After the morning rains ceased and a set of persistent track weepers were dealt with at the Indianapolis Motor Speedway on Saturday afternoon, the majority of people in the grandstands got a pretty interesting taste of what could possibly result when the field will be officially set on Sunday. While several teams rose to the spotlight, others seemed to fall into the background some by surprise and others simply by bad timing or luck. With the second phase of Indianapolis 500 Time Trials set to commence, here’s a look back at the big winners from phase one on Saturday and those who well… let’s just say were not as fortunate.
Schmidt Peterson Motorsports: James Hinchcliffe just seems to have a knack for bounce back moments at the Brickyard. After suffering a concussion during the inaugural Angie’s List Grand Prix of Indianapolis two years ago, he returned a week later to narrowly miss out on claiming the 98th Indy 500 pole position in a close battle with Ed Carpenter. Following an even more devastating crash one year ago in which he nearly suffered fatal injuries, Hinch bounced back again in a big way Saturday to claim the top seed for Sunday’s pole shootout session. However, the Mayor of Hinchtown was not the only comeback story for SPM on Saturday.
After suffering an equally nasty shunt at Fontana, California’s Auto Club Speedway in 2014, Mikhail Aleshin also surprised many by fighting his way into the shootout with the final attempt of the session on Saturday. The effort not only shows the Russian’s own ability to put the past behind him, but also proves that his solid effort in the season opener at St. Petersburg, Florida when he placed fifth was far from a fluke. And although he did not make the shootout as his two teammates did, Oriol Servia also stands a good chance to claim a high grid position in the consolation qualifying session on Sunday, after running a lap above 231 MPH earlier on Saturday. Of course, to top it off, it is always great to see Sam Schmidt’s team taste success after all the shortcomings he has personally battled through since being paralyzed following an IndyCar crash in the year 2000.

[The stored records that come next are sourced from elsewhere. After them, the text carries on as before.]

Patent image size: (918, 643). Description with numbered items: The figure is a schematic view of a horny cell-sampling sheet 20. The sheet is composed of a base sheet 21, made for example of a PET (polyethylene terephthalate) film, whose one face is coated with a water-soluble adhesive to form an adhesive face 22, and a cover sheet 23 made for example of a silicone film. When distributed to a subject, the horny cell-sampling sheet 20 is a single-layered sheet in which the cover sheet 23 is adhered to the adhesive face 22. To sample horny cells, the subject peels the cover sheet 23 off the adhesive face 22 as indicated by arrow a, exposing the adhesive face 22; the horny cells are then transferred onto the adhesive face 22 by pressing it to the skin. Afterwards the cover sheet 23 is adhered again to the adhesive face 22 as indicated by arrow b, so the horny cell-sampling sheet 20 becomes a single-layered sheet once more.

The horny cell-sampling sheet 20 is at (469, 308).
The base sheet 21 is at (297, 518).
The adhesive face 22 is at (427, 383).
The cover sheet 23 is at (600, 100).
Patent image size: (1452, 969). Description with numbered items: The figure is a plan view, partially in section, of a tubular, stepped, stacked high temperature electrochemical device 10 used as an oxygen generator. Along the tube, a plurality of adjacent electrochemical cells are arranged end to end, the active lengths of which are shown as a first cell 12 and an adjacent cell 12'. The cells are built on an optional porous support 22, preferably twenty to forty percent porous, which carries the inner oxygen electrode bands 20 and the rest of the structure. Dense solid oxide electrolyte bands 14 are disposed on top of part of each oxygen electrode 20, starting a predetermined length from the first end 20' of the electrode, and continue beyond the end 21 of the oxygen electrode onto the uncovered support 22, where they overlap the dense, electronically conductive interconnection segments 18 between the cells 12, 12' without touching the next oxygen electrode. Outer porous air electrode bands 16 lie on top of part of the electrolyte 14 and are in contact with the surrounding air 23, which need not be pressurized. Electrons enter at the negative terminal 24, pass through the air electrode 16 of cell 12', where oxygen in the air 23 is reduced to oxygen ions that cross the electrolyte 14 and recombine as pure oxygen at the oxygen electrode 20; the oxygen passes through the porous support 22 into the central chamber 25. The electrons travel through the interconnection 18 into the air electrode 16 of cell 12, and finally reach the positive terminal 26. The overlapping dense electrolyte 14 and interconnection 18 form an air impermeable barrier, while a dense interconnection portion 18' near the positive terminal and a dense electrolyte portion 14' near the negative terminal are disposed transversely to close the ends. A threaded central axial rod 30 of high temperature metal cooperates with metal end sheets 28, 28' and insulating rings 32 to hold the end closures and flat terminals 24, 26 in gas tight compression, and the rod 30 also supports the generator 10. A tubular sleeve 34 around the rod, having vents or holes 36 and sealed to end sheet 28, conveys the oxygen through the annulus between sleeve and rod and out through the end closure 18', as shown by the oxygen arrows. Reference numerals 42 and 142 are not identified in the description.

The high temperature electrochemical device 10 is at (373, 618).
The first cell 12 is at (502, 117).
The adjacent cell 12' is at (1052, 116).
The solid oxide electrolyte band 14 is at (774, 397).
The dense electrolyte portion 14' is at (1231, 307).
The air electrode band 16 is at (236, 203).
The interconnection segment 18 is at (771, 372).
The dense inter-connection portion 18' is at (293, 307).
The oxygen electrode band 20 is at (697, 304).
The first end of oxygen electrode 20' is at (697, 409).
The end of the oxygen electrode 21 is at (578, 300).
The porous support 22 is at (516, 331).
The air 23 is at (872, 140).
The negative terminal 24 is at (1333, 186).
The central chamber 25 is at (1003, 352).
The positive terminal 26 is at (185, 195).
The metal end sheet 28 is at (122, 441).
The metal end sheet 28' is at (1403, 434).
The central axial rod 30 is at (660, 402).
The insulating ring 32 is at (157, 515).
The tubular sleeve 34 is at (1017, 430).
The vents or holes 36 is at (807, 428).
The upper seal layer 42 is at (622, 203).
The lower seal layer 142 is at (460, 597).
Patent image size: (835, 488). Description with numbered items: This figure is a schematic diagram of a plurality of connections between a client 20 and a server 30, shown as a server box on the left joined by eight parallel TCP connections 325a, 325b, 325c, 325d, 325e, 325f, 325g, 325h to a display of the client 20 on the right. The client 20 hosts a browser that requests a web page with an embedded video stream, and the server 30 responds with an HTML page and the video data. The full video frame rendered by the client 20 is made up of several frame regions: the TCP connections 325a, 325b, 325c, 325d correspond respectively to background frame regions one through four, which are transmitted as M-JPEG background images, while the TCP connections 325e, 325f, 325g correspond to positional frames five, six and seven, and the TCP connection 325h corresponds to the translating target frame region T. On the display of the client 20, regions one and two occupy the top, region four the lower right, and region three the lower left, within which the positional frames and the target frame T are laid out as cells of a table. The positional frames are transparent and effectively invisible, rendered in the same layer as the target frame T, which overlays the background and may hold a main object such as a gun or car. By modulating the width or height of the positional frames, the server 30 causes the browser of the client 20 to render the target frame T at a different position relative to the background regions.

Townsend Bell: Although Saturday was a mixed bag of sorts for Andretti Autosport, the early statement by Bell which featured the fastest single lap posted in qualifying mode Saturday showed that indeed an Indy-only competitor can challenge for glory in the Indianapolis 500. Entering Sunday’s action, Bell has the opportunity to become the first non-regular driver to claim a pole position at the Brickyard since Scott Brayton claimed the first of his back to back pole positions for Team Menard in 1995. Although it was then that the Menard V-6 was the king of speed that year, Bell’s performance was just part of the evidence that Honda may have figured out the shortcomings that put them behind the eight ball two months ago at Phoenix International Raceway. Of course, at the same time these kind of headline steals at IMS are far from unusual for the NBC Sports Network IndyCar commentator, who often finds ways into the equation after knifing his way through the field and into contention. This most notably happened in 2014 when he was running second with 20 laps to go after starting 25th. This time however, Bell is guaranteed to have less of a grind making his way towards the front this year and Saturday and perhaps Sunday of time trials weekend will play a big part of that heading into May 29, 2016.
Chip Ganassi Racing: After Scott Dixon virtually monopolized the qualifying session for last year’s Indianapolis 500, the last thing one would have anticipated was a return to their time trial woes in 2014, when Ganassi failed to place a single car in the shootout for the pole position. Unfortunately, that nightmare had a major relapse as Dixon led the way for the team on Saturday, but only in 13th place. After showing potential earlier in the practice week, Tony Kanaan could only reach 228 on his one and only qualification try, while Charlie Kimball fell into a similar speed lacking time warp. Max Chilton’s turn two shunt in the warm-up session perhaps was a bigger bellwether of the struggles for CGR for Saturday than was initially thought. Expect a major bounce from them in Sunday’s consolation session, leading to a challenge for victory on May 29.
Andretti Autosport: Yes, this Honda group leader placed three cars in Sunday’s pole shootout, however the late boost in average speeds caught out both potential pole favorite Marco Andretti and also ruined a chance for rookie Alexander Rossi to also make the shootout likewise. The 2006 Indy 500 runner-up, was on the edge of the cut line throughout Saturday, however like several other drivers in phase one qualifying, Andretti struggled to maintain a consistent pace over the course of a four-lap effort. As for Rossi, a 228.9 MPH fourth lap on his initial run unexpectedly put him in danger at the firing of the gun to close the session, despite posting three solid laps in the 230 MPH range on his one and only run earlier on Saturday. As the pace quickened, the 98 team was caught off guard and following Mikhail Aleshin’s impressive surge the team was suddenly on the outside of the cut. Of course, the chances for victory next weekend are higher than they were 365 days ago for this team, but still the sting being felt by both Andretti and Rossi on Saturday will be a tough pill to swallow for both.